Skewered Birds Thai Style
|Rock cornish game hens/8 squab, 1 pound each/16 to 24 quail (3 to 4 ounce each); thaw birds if frozen||12 Pound, frozen (Eight Pieces, 1 1/2 Pound Each)|
|Minced fresh cilantro||1⁄2 Cup (8 tbs) (Coriander)|
|Freshly ground black pepper||1⁄3 Cup (5.33 tbs)|
|Garlic||24 Clove (120 gm), minced or pressed|
|Thai sauce||1⁄2 Cup (8 tbs)|
Remove poultry necks and giblets; reserve for other uses.
With poultry or kitchen shears, cut birds lengthwise through breastbone and cartilage.
Place birds, skin side up, on a flat surface.
Press firmly, cracking bones slightly so birds lie reasonably flat.
Rinse and pat dry.
Using long skewers (about 18 inches or longer), thread birds by forcing 1 skewer into drumstick, through thigh, under backbone, through second thigh, and out through second drumstick.
Run a second skewer parallel to the first, going through breast, middle section of wing, over backbone, through middle section of the second wing, and out through other side of breast.
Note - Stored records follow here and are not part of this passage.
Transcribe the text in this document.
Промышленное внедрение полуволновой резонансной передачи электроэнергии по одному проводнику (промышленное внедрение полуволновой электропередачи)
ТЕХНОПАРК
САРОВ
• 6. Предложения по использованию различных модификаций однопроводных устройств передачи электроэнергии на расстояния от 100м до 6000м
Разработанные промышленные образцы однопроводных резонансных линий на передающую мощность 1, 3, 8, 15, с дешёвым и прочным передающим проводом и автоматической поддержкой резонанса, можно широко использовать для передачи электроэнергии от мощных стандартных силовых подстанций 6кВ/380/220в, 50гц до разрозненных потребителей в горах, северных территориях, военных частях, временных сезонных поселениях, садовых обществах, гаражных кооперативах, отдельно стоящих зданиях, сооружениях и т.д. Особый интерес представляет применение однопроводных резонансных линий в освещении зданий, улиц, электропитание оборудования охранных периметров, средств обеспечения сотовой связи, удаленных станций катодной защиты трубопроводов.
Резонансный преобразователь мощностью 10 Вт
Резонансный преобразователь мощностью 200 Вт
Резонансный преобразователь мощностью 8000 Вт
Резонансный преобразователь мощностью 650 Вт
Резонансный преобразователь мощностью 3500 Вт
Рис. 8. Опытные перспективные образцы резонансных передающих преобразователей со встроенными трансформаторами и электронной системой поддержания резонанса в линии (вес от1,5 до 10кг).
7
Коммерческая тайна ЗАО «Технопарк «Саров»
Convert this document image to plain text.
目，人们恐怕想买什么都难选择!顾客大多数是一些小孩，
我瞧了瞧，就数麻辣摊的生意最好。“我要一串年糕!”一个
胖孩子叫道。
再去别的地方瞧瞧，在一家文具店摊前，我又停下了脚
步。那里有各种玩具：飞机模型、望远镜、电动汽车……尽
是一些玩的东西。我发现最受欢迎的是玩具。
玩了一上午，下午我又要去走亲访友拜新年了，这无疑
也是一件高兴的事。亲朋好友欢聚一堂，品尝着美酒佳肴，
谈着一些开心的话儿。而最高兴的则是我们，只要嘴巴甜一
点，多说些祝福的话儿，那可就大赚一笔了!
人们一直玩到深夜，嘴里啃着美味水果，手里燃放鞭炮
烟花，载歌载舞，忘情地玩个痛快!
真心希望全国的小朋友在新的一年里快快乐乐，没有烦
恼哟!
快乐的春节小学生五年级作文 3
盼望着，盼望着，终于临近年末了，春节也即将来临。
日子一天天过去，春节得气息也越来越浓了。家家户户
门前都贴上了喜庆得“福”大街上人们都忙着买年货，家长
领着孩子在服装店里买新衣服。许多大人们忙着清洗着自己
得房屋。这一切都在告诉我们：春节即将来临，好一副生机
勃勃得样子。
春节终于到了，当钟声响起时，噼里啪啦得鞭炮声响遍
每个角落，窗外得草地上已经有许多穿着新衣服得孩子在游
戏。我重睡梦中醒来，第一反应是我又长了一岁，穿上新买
Skewers 18 inches long will hold 2 or 3 game hens or squab, or up to 6 quail.
Mash together cilantro, pepper, and garlic.
Rub mixture evenly over birds.
Place birds on a grill 4 to 6 inches above a solid bed of hot coals (you should be able to hold your hand at grill level for no more than 2 to 3 seconds).
Cook, turning as needed for even browning.
For rare quail, allow 8 to 10 minutes; for rare squab, allow 12 to 15 minutes; for well-done game hens (meat at thighbone is no longer pink when cut), allow 25 to 30 minutes.
Remove from skewers and serve with Thai Sauce.